QT clustering: Difference between revisions

Description

The program reads a number of data points (multi-dimensional vectors) from a file and partitions those into clusters. Clustering is important in discovering patterns or modes in multi-dimensional data sets. It is also a method of organizing data examples into similar groups (clusters). In this particular case, QT clustering partitions the data set such that each example (data point) is assigned to exactly one cluster. QT clustering is superior to K-means clustering in that the number of clusters is not given beforehand and it yields the same result in repeated runs. It requires more CPU time, though.

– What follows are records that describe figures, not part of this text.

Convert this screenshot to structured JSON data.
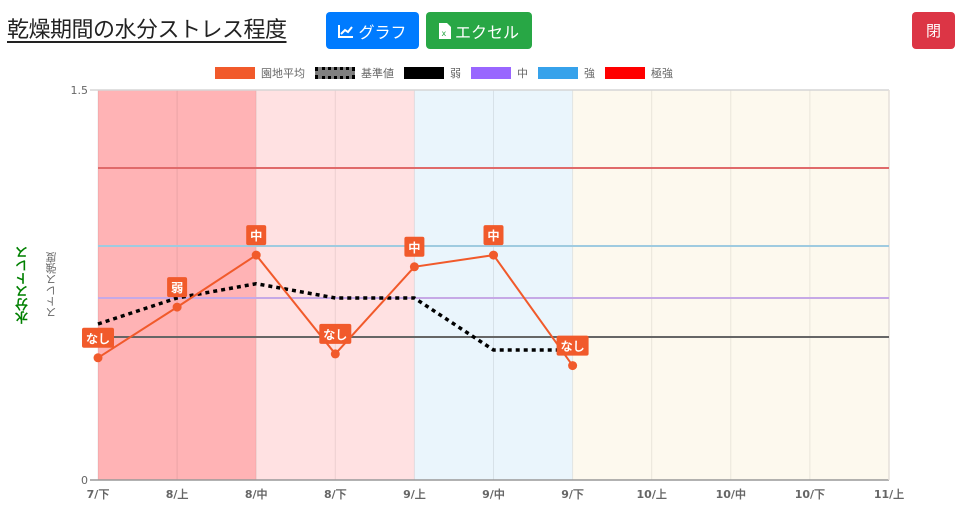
{
  "header": {
    "title": "乾燥期間の水分ストレス程度",
    "graph_button": "グラフ",
    "excel_button": "エクセル",
    "close_button": "閉",
    "colors": {
      "graph": "#007bff",
      "excel": "#28a745",
      "close": "#dc3545"
    }
  },
  "legend": [
    {
      "label": "園地平均",
      "color": "#f15a2b",
      "style": "solid"
    },
    {
      "label": "基準値",
      "color": "#808080",
      "style": "dotted-border"
    },
    {
      "label": "弱",
      "color": "#000000",
      "style": "solid"
    },
    {
      "label": "中",
      "color": "#9966ff",
      "style": "solid"
    },
    {
      "label": "強",
      "color": "#36a2eb",
      "style": "solid"
    },
    {
      "label": "極強",
      "color": "#ff0000",
      "style": "solid"
    }
  ],
  "axis": {
    "y_outer_label": "水分ストレス",
    "y_inner_label": "ストレス強度",
    "y_max_label": "1.5",
    "y_min_label": "0"
  },
  "chart_data": {
    "type": "line",
    "title": "乾燥期間の水分ストレス程度",
    "xlabel": "",
    "ylabel": "ストレス強度",
    "ylim": [
      0,
      1.5
    ],
    "categories": [
      "7/下",
      "8/上",
      "8/中",
      "8/下",
      "9/上",
      "9/中",
      "9/下",
      "10/上",
      "10/中",
      "10/下",
      "11/上"
    ],
    "series": [
      {
        "name": "園地平均",
        "color": "#f15a2b",
        "values": [
          0.47,
          0.665,
          0.865,
          0.485,
          0.82,
          0.865,
          0.44,
          null,
          null,
          null,
          null
        ],
        "point_labels": [
          "なし",
          "弱",
          "中",
          "なし",
          "中",
          "中",
          "なし",
          null,
          null,
          null,
          null
        ]
      },
      {
        "name": "基準値",
        "color": "#000000",
        "style": "dotted",
        "values": [
          0.6,
          0.7,
          0.755,
          0.7,
          0.7,
          0.5,
          0.5,
          null,
          null,
          null,
          null
        ]
      }
    ],
    "thresholds": [
      {
        "name": "弱",
        "value": 0.55,
        "color": "#666666"
      },
      {
        "name": "中",
        "value": 0.7,
        "color": "#c6a9e6"
      },
      {
        "name": "強",
        "value": 0.9,
        "color": "#9fcbe0"
      },
      {
        "name": "極強",
        "value": 1.2,
        "color": "#e06a6a"
      }
    ],
    "background_bands": [
      {
        "from": "7/下",
        "to": "8/中",
        "color": "#ffb3b5"
      },
      {
        "from": "8/中",
        "to": "9/上",
        "color": "#ffe1e2"
      },
      {
        "from": "9/上",
        "to": "9/下",
        "color": "#eaf5fc"
      },
      {
        "from": "9/下",
        "to": "11/上",
        "color": "#fdf9ee"
      }
    ],
    "grid": true,
    "legend_position": "top"
  }
}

QT (Quality Threshold) has its name from the user-determined threshold (distance) of the maximal diameter of the clusters that the method computes.

While not strictly required, you could make your QT algorithm into a class. That would make it very easy to include and use in the future.

Input and output

The input is a tab separated file containing one data point on each line. Each data point is a vector consisting of a number of numbers. The program should handle any given vector size, but the vector size is constant in any data file. Input file example:

ex01	8.76	3.29	1.05
ex02	12.3	2.33	3.53
ex03	-0.54	-3.56	1.45
.
.

The output is all data points, partitioned in the clusters they belong to. Output example where each cluster starts with the cluster and is proceeded by the the members of that cluster:

Cluster-1
ex10	1.04	2.98	1.34
ex12	1.23	2.34	1.69
.
.
Cluster-2
ex04	-0.34	3.51	9.02
ex07	-8.56	5.12	12.5
.
.

Examples of program execution

cluster.py vectors.txt 500

The 500 is the maximum diameter for a cluster in the data set. An interesting twist could be to automatically decide the cluster diameter like this: X % of the distance between the two data point furthest away from each other. Called like this

cluster.py vectors.txt 30%

Details

The method works for any type of data set where it is possible to calculate a distance between any two points. In this project we are just considering euclidean distances, as they are simple. Pythagoras's theorem.

The algorithm works like this.

1. For each point in the data set, calculate the candidate cluster with that point as the starting point. With n points in the data set, there are n candidate clusters, obviously.
2. Choose the candidate cluster that contains most points as the primary cluster and remove those points from the data set. If two or more candidate clusters have equally most points, pick the cluster with the smallest diameter. If they are still equal, pick the first you found.
3. Repeat step 1 and 2 until there are no points in the data set or a set limit has been reached; like all remaining candidate clusters has less than, say, 10 points and are therefore not true clusters, but noise.
4. Print the resulting clusters.

A candidate cluster for a point is calculated using "complete linkage" like this:

1. Consider the starting point as the beginning of the candidate cluster for that point. This is trivially seen as a subset of your data set.
2. Add one point from your data set at a time in such a way that you extend the candidate cluster diameter the least. Again, if two points would extend the diameter the least, pick the first one you find.
3. Continue adding points - that is repeat step 2 - to your candidate cluster until the diameter exceeds the Quality Threshold (hence the name QT clustering). The point that makes the diameter exceed the QT is not part of the candidate cluster.

Important definition: The diameter of a data set (or candidate cluster) is the distance of the two points furthest from each other.
Note: All points in the data set can participate in multiple candidate clusters. Any point is not permanently assigned to a candidate cluster, before you actually pick the largest one and remove the "winners" points from the data set.
Note: Building a candidate cluster according to above method is NOT the same method as just adding the nearest point to the starting point - or any point in the growing candidate cluster.

A fairly large part of this project is optimizing the algorithm just described. This is done by gaining insight in the algorithm - not calculating what does not need to be calculated, not calculating the same thing again and again.

Various data sets: 100 data points, 1000 data points, 3000 data points, 4169 data points, 5000 data points, 6000 data points, 10000 data points.

Checking the correctness of your program.
Result of clustering the small list (100 points) with QT being 30% of the diameter.
Result of clustering 1000 points with QT being 30% of the diameter.

The algorithm is deterministic - meaning that an implementation will yield the same result on the same data set every time. However, in the description there are two places, where "you pick the first one" you find. This is implementation dependent and therefore two different implementations of QT can give rise to different results. The data sets given here are constructed in such a way, that this will NOT happen for them, i.e. no matter how you implement your method you should get the same result.

References

1. Exploring expression data: identification and analysis of coexpressed genes. LJ Heyer, S Kruglyak, S Yooseph - Genome research, 1999 - genome.cshlp.org
2. QT clustering in industry - Agilent

Peter's speed reference using 30% as the threshold:

Points          Time (seconds)        Improved
   100             0                         0
  1000             2                         1
  3000            32                        20
  4169            65                        44
  5000           115                        70
  6000           149                       106
 10000           505                       342

It is not required to achieve these numbers, but it is important to have a reference - and maybe a goal.